Il faut savoir que nous avons créé cet organisme de foncier solidaire, qu’il a
inspiré beaucoup d’autres villes puisque, aujourd’hui, 52 organismes ont décidé de se
réunir dans cette structure dont Stanislas est Vice-Président.
Autre nomination, Marie-Christine STANIEC-WAVRANT a été élue Vice-
Présidente du Réseau des villes santé de l’Organisation mondiale de la santé le 31 mars
dernier. Là aussi, je pense que c’est notre engagement dans le domaine de la santé.
Chacun sait que la Ville de Lille, comme toutes les villes, n’est pas au premier rang par
rapport à une politique nationale ou une politique départementale.

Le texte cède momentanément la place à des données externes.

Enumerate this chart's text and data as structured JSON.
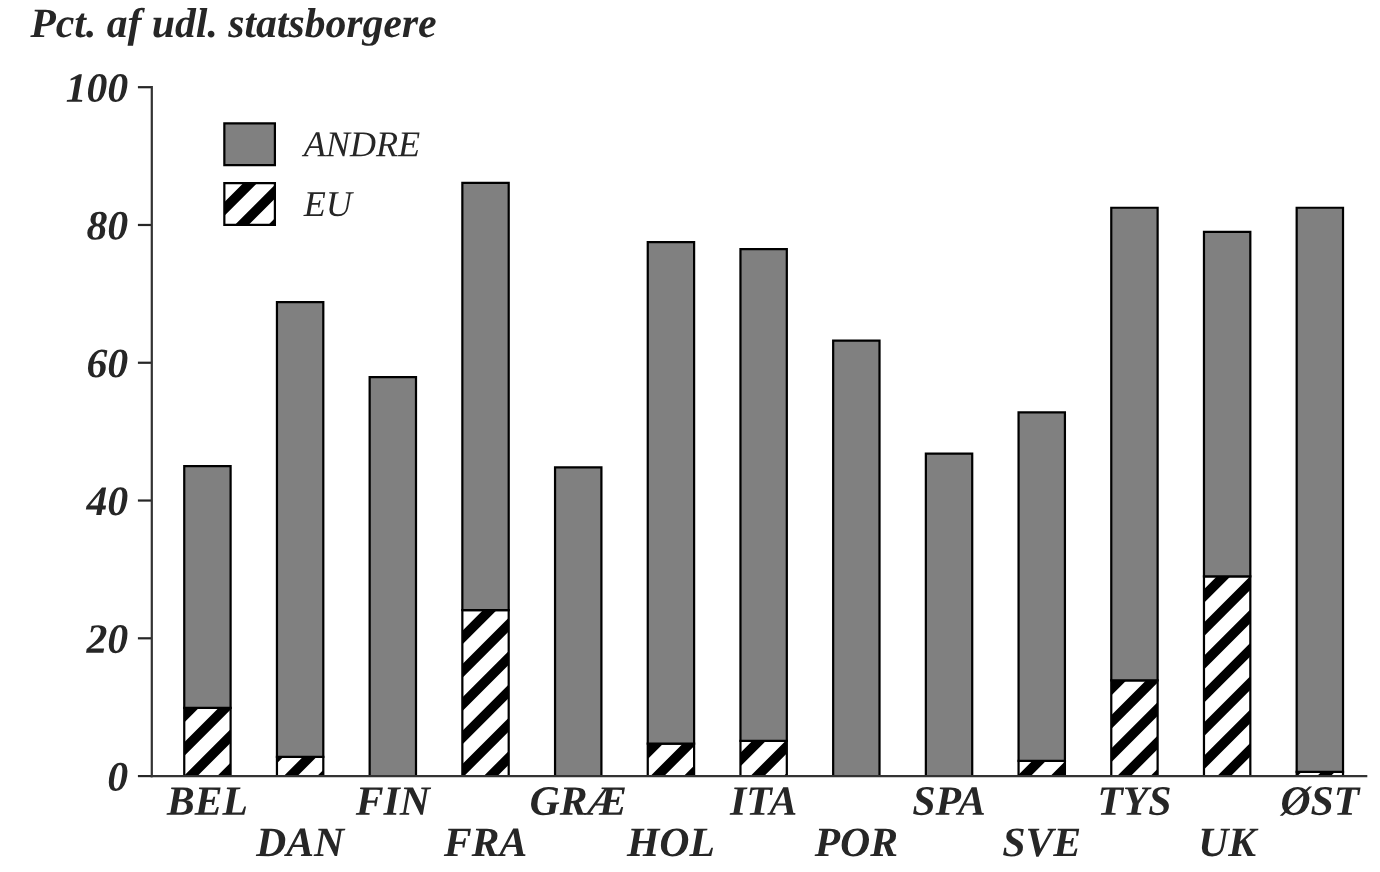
{
  "chart_data": {
    "type": "bar",
    "ylabel": "Pct. af udl. statsborgere",
    "categories": [
      "BEL",
      "DAN",
      "FIN",
      "FRA",
      "GRÆ",
      "HOL",
      "ITA",
      "POR",
      "SPA",
      "SVE",
      "TYS",
      "UK",
      "ØST"
    ],
    "stacked": true,
    "series": [
      {
        "name": "EU",
        "color": "#000000",
        "values": [
          9.9,
          2.8,
          0,
          24.1,
          0,
          4.7,
          5.1,
          0,
          0,
          2.2,
          13.9,
          29.0,
          0.6
        ]
      },
      {
        "name": "ANDRE",
        "color": "#808080",
        "values": [
          35.1,
          66.0,
          57.9,
          62.0,
          44.8,
          72.8,
          71.4,
          63.2,
          46.8,
          50.6,
          68.6,
          50.0,
          81.9
        ]
      }
    ],
    "ylim": [
      0,
      100
    ],
    "yticks": [
      0,
      20,
      40,
      60,
      80,
      100
    ],
    "grid": false,
    "legend": "top left"
  }
}
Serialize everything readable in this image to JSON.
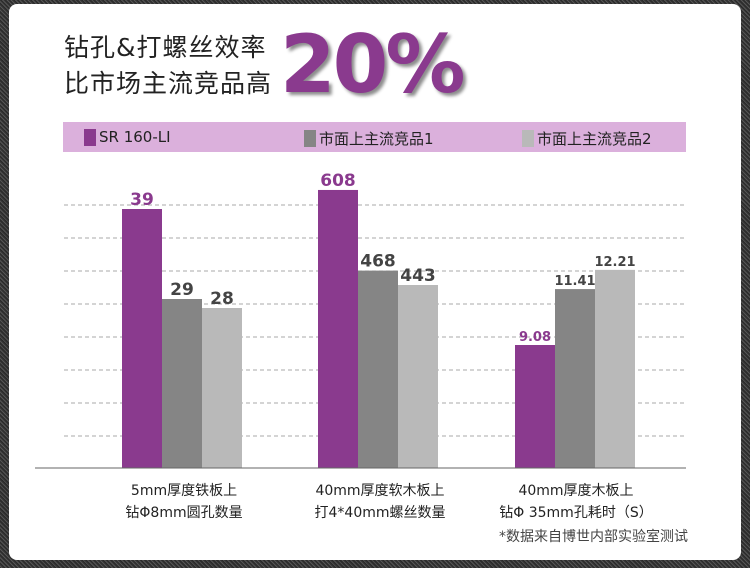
{
  "headline": {
    "line1": "钻孔&打螺丝效率",
    "line2": "比市场主流竞品高",
    "highlight": "20%"
  },
  "colors": {
    "primary": "#8a3a8e",
    "competitor1": "#858585",
    "competitor2": "#b9b9b9",
    "legend_bg": "#dbb0dc"
  },
  "chart_data": {
    "type": "bar",
    "legend_position": "top",
    "grid": true,
    "categories": [
      "5mm厚度铁板上\n钻Φ8mm圆孔数量",
      "40mm厚度软木板上\n打4*40mm螺丝数量",
      "40mm厚度木板上\n钻Φ 35mm孔耗时（S）"
    ],
    "category_lines": [
      [
        "5mm厚度铁板上",
        "钻Φ8mm圆孔数量"
      ],
      [
        "40mm厚度软木板上",
        "打4*40mm螺丝数量"
      ],
      [
        "40mm厚度木板上",
        "钻Φ 35mm孔耗时（S）"
      ]
    ],
    "series": [
      {
        "name": "SR 160-LI",
        "values": [
          39,
          608,
          9.08
        ],
        "labels": [
          "39",
          "608",
          "9.08"
        ]
      },
      {
        "name": "市面上主流竞品1",
        "values": [
          29,
          468,
          11.41
        ],
        "labels": [
          "29",
          "468",
          "11.41"
        ]
      },
      {
        "name": "市面上主流竞品2",
        "values": [
          28,
          443,
          12.21
        ],
        "labels": [
          "28",
          "443",
          "12.21"
        ]
      }
    ]
  },
  "footnote": "*数据来自博世内部实验室测试"
}
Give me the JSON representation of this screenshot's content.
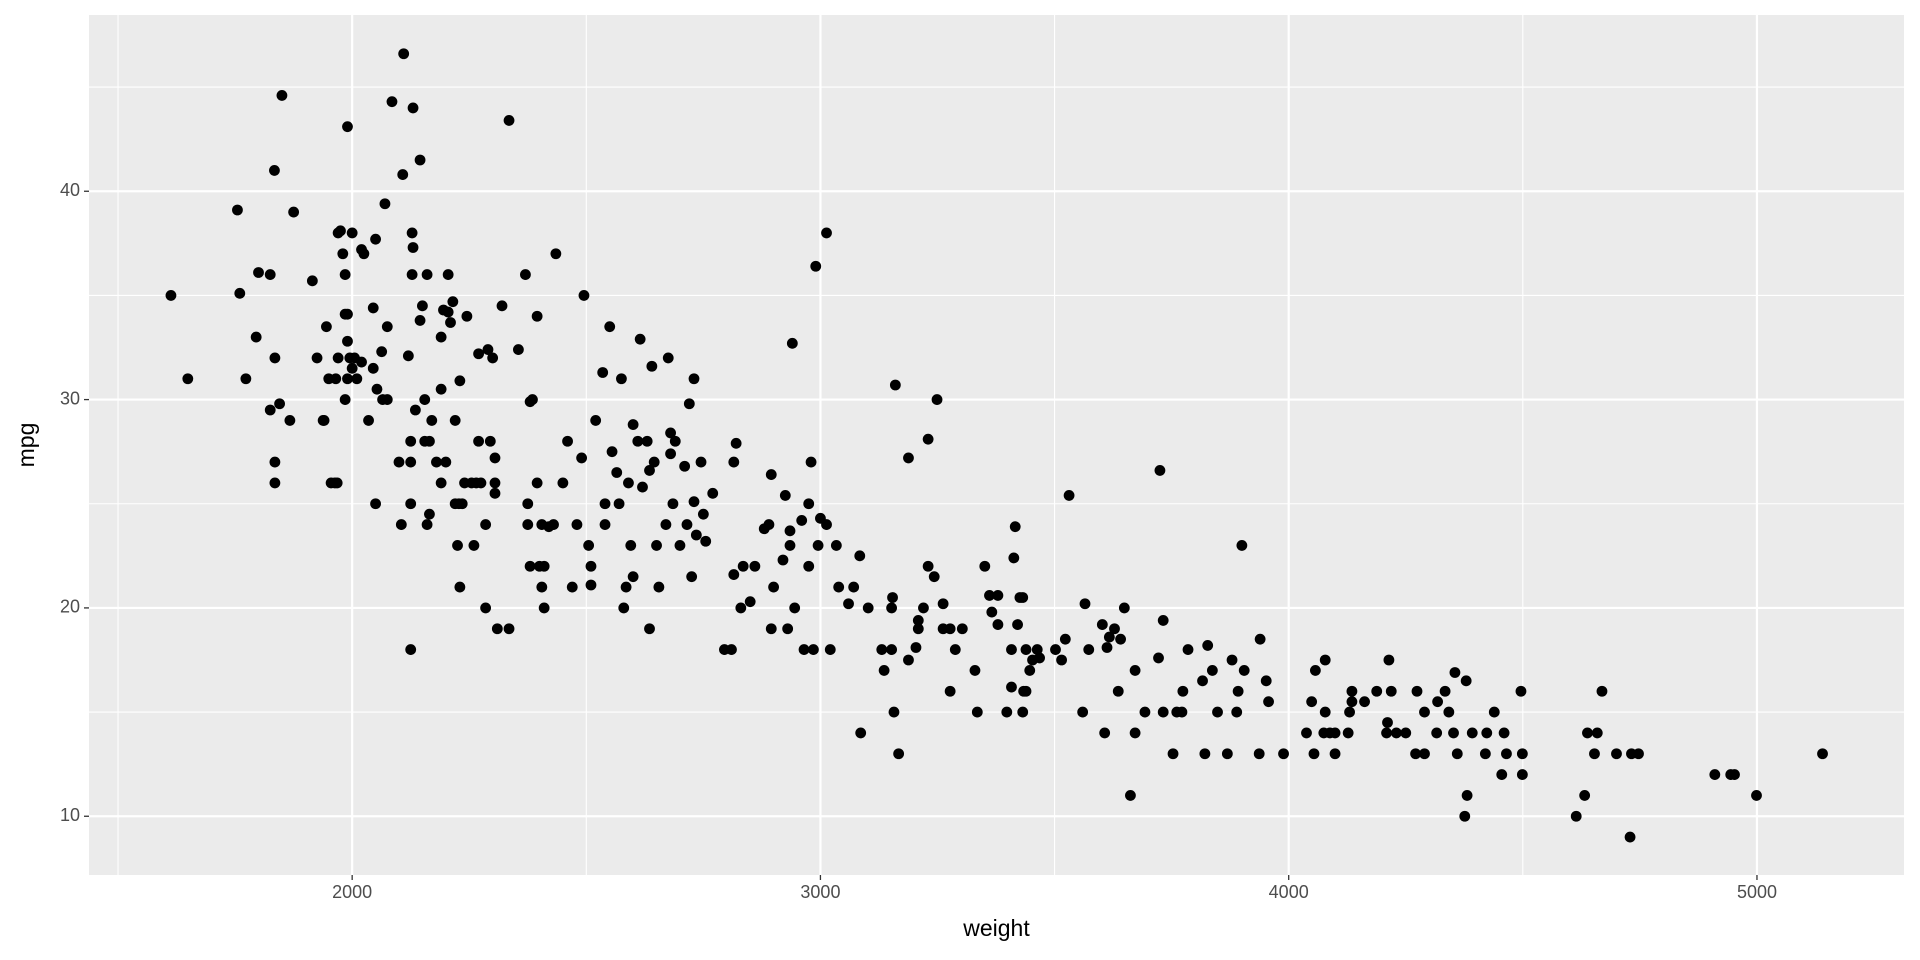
{
  "chart_data": {
    "type": "scatter",
    "x_label": "weight",
    "y_label": "mpg",
    "color": "#000000",
    "grid": true,
    "xlim": [
      1438,
      5314
    ],
    "ylim": [
      7.18,
      48.46
    ],
    "xticks": [
      2000,
      3000,
      4000,
      5000
    ],
    "yticks": [
      10,
      20,
      30,
      40
    ],
    "x": [
      1613,
      1649,
      1755,
      1760,
      1773,
      1795,
      1800,
      1825,
      1834,
      1835,
      1835,
      1835,
      1845,
      1850,
      1825,
      1867,
      1875,
      1915,
      1925,
      1938,
      1940,
      1945,
      1950,
      1955,
      1963,
      1965,
      1968,
      1970,
      1970,
      1975,
      1980,
      1985,
      1985,
      1990,
      1990,
      1985,
      1990,
      1990,
      1995,
      2000,
      2000,
      2005,
      2010,
      2020,
      2020,
      2025,
      2035,
      2045,
      2045,
      2050,
      2050,
      2053,
      2063,
      2065,
      2070,
      2075,
      2075,
      2085,
      2100,
      2105,
      2108,
      2110,
      2120,
      2125,
      2125,
      2125,
      2125,
      2128,
      2128,
      2130,
      2130,
      2135,
      2145,
      2145,
      2150,
      2155,
      2155,
      2160,
      2160,
      2165,
      2165,
      2170,
      2180,
      2190,
      2190,
      2190,
      2195,
      2200,
      2205,
      2205,
      2210,
      2215,
      2220,
      2220,
      2225,
      2228,
      2230,
      2230,
      2235,
      2240,
      2245,
      2255,
      2260,
      2265,
      2270,
      2270,
      2275,
      2285,
      2285,
      2290,
      2295,
      2300,
      2305,
      2305,
      2305,
      2310,
      2320,
      2335,
      2335,
      2355,
      2370,
      2375,
      2375,
      2380,
      2380,
      2385,
      2395,
      2395,
      2400,
      2405,
      2405,
      2410,
      2410,
      2420,
      2430,
      2435,
      2450,
      2460,
      2470,
      2480,
      2490,
      2495,
      2505,
      2510,
      2510,
      2520,
      2535,
      2540,
      2540,
      2550,
      2555,
      2565,
      2570,
      2575,
      2580,
      2585,
      2590,
      2595,
      2600,
      2600,
      2610,
      2615,
      2620,
      2630,
      2635,
      2635,
      2640,
      2645,
      2650,
      2655,
      2670,
      2675,
      2680,
      2680,
      2685,
      2690,
      2700,
      2710,
      2715,
      2720,
      2725,
      2730,
      2730,
      2735,
      2745,
      2750,
      2755,
      2770,
      2795,
      2810,
      2815,
      2815,
      2820,
      2830,
      2835,
      2850,
      2860,
      2880,
      2890,
      2895,
      2895,
      2900,
      2920,
      2925,
      2930,
      2935,
      2935,
      2940,
      2945,
      2960,
      2965,
      2975,
      2975,
      2980,
      2985,
      2990,
      2995,
      3013,
      3000,
      3013,
      3034,
      3039,
      3021,
      3060,
      3071,
      3084,
      3086,
      3102,
      3131,
      3136,
      3152,
      3152,
      3154,
      3157,
      3160,
      3167,
      3188,
      3188,
      3204,
      3209,
      3209,
      3220,
      3230,
      3230,
      3243,
      3249,
      3262,
      3262,
      3277,
      3277,
      3288,
      3303,
      3330,
      3335,
      3351,
      3361,
      3366,
      3379,
      3379,
      3398,
      3408,
      3408,
      3413,
      3416,
      3421,
      3426,
      3432,
      3432,
      3434,
      3439,
      3439,
      3447,
      3453,
      3463,
      3468,
      3502,
      3515,
      3523,
      3531,
      3560,
      3565,
      3573,
      3607,
      3602,
      3612,
      3617,
      3628,
      3636,
      3641,
      3649,
      3662,
      3672,
      3672,
      3693,
      3722,
      3725,
      3732,
      3732,
      3753,
      3761,
      3772,
      3774,
      3785,
      3816,
      3821,
      3827,
      3837,
      3848,
      3869,
      3879,
      3889,
      3892,
      3900,
      3905,
      3937,
      3939,
      3952,
      3957,
      3989,
      4038,
      4049,
      4054,
      4057,
      4075,
      4078,
      4078,
      4088,
      4099,
      4099,
      4127,
      4130,
      4135,
      4135,
      4162,
      4188,
      4209,
      4211,
      4214,
      4219,
      4230,
      4250,
      4271,
      4274,
      4290,
      4290,
      4316,
      4318,
      4334,
      4342,
      4352,
      4355,
      4360,
      4376,
      4379,
      4381,
      4392,
      4420,
      4423,
      4439,
      4455,
      4460,
      4465,
      4496,
      4499,
      4499,
      4614,
      4632,
      4638,
      4653,
      4659,
      4669,
      4700,
      4729,
      4732,
      4747,
      4910,
      4944,
      4952,
      4999,
      5140
    ],
    "values": [
      35,
      31,
      39.1,
      35.1,
      31,
      33,
      36.1,
      36,
      41,
      32,
      27,
      26,
      29.8,
      44.6,
      29.5,
      29,
      39,
      35.7,
      32,
      29,
      29,
      33.5,
      31,
      26,
      26,
      31,
      26,
      32,
      38,
      38.1,
      37,
      34.1,
      36,
      34.1,
      31,
      30,
      43.1,
      32.8,
      32,
      31.5,
      38,
      32,
      31,
      31.8,
      37.2,
      37,
      29,
      34.4,
      31.5,
      25,
      37.7,
      30.5,
      32.3,
      30,
      39.4,
      30,
      33.5,
      44.3,
      27,
      24,
      40.8,
      46.6,
      32.1,
      18,
      27,
      28,
      25,
      38,
      36,
      37.3,
      44,
      29.5,
      33.8,
      41.5,
      34.5,
      30,
      28,
      24,
      36,
      28,
      24.5,
      29,
      27,
      26,
      30.5,
      33,
      34.3,
      27,
      34.2,
      36,
      33.7,
      34.7,
      25,
      29,
      23,
      25,
      21,
      30.9,
      25,
      26,
      34,
      26,
      23,
      26,
      32.2,
      28,
      26,
      20,
      24,
      32.4,
      28,
      32,
      27.2,
      26,
      25.5,
      19,
      34.5,
      19,
      43.4,
      32.4,
      36,
      24,
      25,
      22,
      29.9,
      30,
      34,
      26,
      22,
      24,
      21,
      20,
      22,
      23.9,
      24,
      37,
      26,
      28,
      21,
      24,
      27.2,
      35,
      23,
      22,
      21.1,
      29,
      31.3,
      24,
      25,
      33.5,
      27.5,
      26.5,
      25,
      31,
      20,
      21,
      26,
      23,
      28.8,
      21.5,
      28,
      32.9,
      25.8,
      28,
      19,
      26.6,
      31.6,
      27,
      23,
      21,
      24,
      32,
      28.4,
      27.4,
      25,
      28,
      23,
      26.8,
      24,
      29.8,
      21.5,
      25.1,
      31,
      23.5,
      27,
      24.5,
      23.2,
      25.5,
      18,
      18,
      21.6,
      27,
      27.9,
      20,
      22,
      20.3,
      22,
      23.8,
      24,
      19,
      26.4,
      21,
      22.3,
      25.4,
      19,
      23,
      23.7,
      32.7,
      20,
      24.2,
      18,
      25,
      22,
      27,
      18,
      36.4,
      23,
      38,
      24.3,
      24,
      23,
      21,
      18,
      20.2,
      21,
      22.5,
      14,
      20,
      18,
      17,
      18,
      20,
      20.5,
      15,
      30.7,
      13,
      17.5,
      27.2,
      18.1,
      19.4,
      19,
      20,
      28.1,
      22,
      21.5,
      30,
      20.2,
      19,
      16,
      19,
      18,
      19,
      17,
      15,
      22,
      20.6,
      19.8,
      20.6,
      19.2,
      15,
      18,
      16.2,
      22.4,
      23.9,
      19.2,
      20.5,
      20.5,
      15,
      16,
      18,
      16,
      17,
      17.5,
      18,
      17.6,
      18,
      17.5,
      18.5,
      25.4,
      15,
      20.2,
      18,
      14,
      19.2,
      18.1,
      18.6,
      19,
      16,
      18.5,
      20,
      11,
      14,
      17,
      15,
      17.6,
      26.6,
      19.4,
      15,
      13,
      15,
      15,
      16,
      18,
      16.5,
      13,
      18.2,
      17,
      15,
      13,
      17.5,
      15,
      16,
      23,
      17,
      13,
      18.5,
      16.5,
      15.5,
      13,
      14,
      15.5,
      13,
      17,
      14,
      17.5,
      15,
      14,
      13,
      14,
      14,
      15,
      15.5,
      16,
      15.5,
      16,
      14,
      14.5,
      17.5,
      16,
      14,
      14,
      13,
      16,
      15,
      13,
      14,
      15.5,
      16,
      15,
      14,
      16.9,
      13,
      10,
      16.5,
      11,
      14,
      13,
      14,
      15,
      12,
      14,
      13,
      16,
      13,
      12,
      10,
      11,
      14,
      13,
      14,
      16,
      13,
      9,
      13,
      13,
      12,
      12,
      12,
      11,
      13
    ]
  }
}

Cela n’empêche pas
– et on le voit bien avec la pandémie – le rôle que peuvent jouer des élus sur la santé,
comme Marie-Christine, comme Anne GOFFARD. Dans une ville comme la nôtre,
l’accès de tous aux soins est évidemment un travail considérable et quotidien.
Enfin, je voudrais vous dire que Christiane BOUCHART, élue de la Ville de Lille
jusqu’en juin dernier, a été nommée Adjointe au Maire honoraire par arrêté préfectoral.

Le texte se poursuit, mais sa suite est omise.